Tara Harbert

Medal record

Women's baseball

Representing United States

Women's Baseball World Cup

= Tara Harbert =

American baseball player

Tara Harbert (born October 18, 1983) is a member of the United States women's national baseball team. Her father, Roger Harbert played professional baseball in Australia during the 1960s.

==Playing career==

===Baseball===
In preparation for the Team USA tryouts in 2008, she was coached by former Major Leaguer and Colorado Rockies coach Walt Weiss. She would serve as the leadoff hitter for Team USA at the 2008 and 2010 Women's Baseball World Cup.

With the New England Women's Red Sox, she was part of the team that captured the 2012 Roy Hobbes Cup.

She was announced as part of the roster for the Baseball at the 2015 Pan American Games, but was not in the final roster.

===Softball===
As a teenager, she played for the Colorado Stars, who were part of the American Softball Association Gold League. Harbert earned a scholarship to the University of Hawaii. In her junior season, she hit .423, and .486 in conference play, earning All-Conference and All-America honors.

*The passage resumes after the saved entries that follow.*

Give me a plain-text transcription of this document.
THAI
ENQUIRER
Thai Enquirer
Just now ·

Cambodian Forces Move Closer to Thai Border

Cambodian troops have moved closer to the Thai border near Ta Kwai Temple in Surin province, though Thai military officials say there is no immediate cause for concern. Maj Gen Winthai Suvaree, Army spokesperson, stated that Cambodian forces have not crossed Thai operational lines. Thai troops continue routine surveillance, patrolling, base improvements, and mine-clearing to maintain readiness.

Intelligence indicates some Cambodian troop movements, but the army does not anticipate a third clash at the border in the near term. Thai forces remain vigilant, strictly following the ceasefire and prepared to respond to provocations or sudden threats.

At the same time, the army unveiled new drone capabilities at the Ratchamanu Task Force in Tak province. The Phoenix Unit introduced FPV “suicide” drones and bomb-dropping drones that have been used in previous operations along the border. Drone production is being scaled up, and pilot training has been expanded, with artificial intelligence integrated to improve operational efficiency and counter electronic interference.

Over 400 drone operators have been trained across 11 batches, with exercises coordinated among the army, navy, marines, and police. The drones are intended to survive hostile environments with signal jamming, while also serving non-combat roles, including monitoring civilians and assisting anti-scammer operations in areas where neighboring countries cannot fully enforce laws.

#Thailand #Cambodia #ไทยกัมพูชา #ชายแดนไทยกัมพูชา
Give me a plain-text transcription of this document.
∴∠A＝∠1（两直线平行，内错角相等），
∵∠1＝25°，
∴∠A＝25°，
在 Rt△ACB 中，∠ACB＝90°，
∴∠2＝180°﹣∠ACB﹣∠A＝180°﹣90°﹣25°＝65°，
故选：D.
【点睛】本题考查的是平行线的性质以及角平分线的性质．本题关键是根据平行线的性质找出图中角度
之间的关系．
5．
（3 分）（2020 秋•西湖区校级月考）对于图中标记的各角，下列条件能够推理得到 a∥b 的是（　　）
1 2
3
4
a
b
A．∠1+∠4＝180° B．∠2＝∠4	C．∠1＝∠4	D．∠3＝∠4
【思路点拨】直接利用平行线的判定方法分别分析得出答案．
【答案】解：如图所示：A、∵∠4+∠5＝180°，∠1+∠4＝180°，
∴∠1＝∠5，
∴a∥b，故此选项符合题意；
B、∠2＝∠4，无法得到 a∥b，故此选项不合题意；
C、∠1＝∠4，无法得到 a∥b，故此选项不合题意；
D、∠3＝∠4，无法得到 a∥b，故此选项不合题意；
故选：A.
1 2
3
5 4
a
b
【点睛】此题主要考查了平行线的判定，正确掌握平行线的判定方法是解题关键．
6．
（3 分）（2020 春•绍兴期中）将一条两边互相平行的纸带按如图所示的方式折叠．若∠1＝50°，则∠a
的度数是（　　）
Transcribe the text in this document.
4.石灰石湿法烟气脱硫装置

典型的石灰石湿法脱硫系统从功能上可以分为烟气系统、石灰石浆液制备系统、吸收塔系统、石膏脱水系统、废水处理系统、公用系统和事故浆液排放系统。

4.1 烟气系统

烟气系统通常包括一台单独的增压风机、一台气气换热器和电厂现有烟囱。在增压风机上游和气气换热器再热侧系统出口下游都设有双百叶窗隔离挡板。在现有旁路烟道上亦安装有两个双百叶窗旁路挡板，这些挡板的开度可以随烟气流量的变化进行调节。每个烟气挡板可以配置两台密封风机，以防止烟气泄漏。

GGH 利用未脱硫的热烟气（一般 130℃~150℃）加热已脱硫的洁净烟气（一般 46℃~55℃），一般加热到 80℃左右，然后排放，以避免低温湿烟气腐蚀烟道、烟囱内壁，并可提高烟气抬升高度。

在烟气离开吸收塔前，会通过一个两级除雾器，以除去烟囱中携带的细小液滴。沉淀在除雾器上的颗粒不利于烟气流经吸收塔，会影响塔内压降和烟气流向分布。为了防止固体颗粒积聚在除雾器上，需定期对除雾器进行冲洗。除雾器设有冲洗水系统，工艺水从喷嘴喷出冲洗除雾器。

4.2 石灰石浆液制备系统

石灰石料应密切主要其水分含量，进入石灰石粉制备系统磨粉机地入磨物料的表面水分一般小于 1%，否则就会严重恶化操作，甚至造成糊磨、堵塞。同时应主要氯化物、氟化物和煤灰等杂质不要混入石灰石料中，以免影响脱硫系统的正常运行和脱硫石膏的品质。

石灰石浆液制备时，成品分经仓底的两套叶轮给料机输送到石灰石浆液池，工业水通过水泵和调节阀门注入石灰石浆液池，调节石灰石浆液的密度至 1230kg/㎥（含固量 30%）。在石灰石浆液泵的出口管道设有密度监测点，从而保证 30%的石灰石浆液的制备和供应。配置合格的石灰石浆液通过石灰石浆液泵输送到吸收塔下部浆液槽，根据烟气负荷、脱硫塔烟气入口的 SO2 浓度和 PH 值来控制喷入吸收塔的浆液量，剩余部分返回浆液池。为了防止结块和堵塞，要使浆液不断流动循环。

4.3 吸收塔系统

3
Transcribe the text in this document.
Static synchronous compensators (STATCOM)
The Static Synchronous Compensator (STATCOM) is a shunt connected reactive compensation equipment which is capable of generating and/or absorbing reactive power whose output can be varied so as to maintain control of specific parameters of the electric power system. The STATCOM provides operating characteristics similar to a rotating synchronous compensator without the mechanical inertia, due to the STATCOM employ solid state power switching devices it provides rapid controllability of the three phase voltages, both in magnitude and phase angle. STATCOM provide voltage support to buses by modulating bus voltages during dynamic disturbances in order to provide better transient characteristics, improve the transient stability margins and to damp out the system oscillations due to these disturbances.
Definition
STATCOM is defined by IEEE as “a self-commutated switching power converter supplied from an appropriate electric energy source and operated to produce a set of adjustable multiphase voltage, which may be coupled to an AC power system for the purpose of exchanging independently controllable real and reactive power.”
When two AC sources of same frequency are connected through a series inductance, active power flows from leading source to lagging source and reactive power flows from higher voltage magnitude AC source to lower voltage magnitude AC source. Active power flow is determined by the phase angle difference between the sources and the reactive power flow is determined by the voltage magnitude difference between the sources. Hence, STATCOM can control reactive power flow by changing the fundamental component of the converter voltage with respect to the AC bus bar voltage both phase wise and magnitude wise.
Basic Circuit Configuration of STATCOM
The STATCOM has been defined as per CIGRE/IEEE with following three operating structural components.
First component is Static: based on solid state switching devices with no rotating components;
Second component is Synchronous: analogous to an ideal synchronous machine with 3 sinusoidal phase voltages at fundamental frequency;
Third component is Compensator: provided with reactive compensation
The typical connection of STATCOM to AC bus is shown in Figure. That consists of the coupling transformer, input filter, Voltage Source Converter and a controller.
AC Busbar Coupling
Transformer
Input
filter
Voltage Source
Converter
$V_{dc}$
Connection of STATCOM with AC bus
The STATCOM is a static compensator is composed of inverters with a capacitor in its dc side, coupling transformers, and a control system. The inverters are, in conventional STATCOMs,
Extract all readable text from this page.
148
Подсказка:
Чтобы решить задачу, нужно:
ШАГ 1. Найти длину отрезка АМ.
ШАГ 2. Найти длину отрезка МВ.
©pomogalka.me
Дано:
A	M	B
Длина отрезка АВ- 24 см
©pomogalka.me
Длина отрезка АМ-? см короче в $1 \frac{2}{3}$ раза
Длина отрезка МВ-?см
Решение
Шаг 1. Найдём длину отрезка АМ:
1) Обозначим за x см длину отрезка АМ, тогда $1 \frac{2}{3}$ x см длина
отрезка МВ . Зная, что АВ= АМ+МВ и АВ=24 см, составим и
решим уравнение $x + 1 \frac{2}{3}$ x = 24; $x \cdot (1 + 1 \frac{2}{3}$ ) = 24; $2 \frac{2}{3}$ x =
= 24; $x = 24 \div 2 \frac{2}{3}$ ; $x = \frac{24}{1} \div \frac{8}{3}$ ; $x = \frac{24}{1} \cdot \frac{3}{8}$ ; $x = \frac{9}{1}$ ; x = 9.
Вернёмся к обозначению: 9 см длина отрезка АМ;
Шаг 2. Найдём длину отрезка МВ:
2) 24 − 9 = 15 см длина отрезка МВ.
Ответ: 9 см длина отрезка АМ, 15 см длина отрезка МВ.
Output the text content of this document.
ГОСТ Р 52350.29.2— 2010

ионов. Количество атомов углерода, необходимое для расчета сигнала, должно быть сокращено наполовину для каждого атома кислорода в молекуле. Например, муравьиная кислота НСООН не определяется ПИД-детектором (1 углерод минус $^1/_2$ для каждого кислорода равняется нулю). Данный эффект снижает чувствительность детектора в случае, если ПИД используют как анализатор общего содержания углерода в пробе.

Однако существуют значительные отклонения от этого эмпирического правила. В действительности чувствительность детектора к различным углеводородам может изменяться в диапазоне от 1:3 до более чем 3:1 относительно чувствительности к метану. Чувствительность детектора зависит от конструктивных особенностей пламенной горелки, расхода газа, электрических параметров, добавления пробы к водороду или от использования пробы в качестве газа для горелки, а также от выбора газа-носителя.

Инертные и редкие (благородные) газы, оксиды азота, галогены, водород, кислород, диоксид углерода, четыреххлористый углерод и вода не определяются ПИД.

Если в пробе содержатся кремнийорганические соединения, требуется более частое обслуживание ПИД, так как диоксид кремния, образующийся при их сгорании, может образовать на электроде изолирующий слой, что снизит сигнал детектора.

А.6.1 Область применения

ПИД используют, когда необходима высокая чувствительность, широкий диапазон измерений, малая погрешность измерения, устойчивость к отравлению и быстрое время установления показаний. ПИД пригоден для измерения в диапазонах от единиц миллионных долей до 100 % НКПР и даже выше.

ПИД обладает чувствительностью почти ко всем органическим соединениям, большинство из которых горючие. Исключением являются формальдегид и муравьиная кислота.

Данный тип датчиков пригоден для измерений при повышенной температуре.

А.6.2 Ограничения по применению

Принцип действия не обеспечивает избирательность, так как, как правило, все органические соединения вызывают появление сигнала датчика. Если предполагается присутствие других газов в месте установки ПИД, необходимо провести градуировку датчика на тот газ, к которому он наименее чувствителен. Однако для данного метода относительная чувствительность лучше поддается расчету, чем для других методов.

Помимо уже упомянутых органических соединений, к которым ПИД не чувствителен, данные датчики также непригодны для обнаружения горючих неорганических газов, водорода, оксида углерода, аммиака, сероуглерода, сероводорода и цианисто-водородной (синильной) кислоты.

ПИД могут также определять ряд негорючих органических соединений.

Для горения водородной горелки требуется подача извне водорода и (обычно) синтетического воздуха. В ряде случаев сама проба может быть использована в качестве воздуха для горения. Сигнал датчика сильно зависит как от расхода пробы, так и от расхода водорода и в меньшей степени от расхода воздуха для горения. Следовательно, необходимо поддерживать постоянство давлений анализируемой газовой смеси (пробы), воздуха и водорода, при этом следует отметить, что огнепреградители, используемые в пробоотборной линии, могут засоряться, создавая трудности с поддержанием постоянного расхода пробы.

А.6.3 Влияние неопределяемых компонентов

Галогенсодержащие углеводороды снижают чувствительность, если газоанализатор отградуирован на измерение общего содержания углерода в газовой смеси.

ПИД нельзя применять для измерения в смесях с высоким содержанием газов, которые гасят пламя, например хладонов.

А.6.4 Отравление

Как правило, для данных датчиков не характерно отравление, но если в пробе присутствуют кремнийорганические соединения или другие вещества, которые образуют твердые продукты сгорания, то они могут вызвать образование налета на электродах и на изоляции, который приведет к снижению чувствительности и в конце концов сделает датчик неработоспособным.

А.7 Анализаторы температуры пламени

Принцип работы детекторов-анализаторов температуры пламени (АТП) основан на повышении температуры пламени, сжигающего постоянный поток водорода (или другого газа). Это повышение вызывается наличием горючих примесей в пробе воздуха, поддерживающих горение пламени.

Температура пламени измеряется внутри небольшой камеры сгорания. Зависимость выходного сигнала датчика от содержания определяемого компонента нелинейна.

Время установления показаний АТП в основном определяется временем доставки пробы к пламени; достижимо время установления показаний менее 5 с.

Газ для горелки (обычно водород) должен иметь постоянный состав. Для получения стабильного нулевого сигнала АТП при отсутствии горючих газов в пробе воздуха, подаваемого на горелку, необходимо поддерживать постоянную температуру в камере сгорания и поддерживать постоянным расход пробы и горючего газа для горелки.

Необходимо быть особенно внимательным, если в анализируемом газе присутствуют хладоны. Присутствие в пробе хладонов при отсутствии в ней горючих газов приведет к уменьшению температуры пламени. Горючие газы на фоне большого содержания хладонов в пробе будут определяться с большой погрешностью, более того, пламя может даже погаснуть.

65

Harbert transferred to Colorado State as a senior. She would steal 28 bases and earn All-Conference Team honors. In the summer of 2006, she was recruited to play softball in Europe by a team in Parma, Italy.

==Awards and honors==
- 2010 Women's Baseball World Cup, Best Defensive Player

==Personal==
Her sister, Tanya, earned a gymnastics scholarship to Denver University.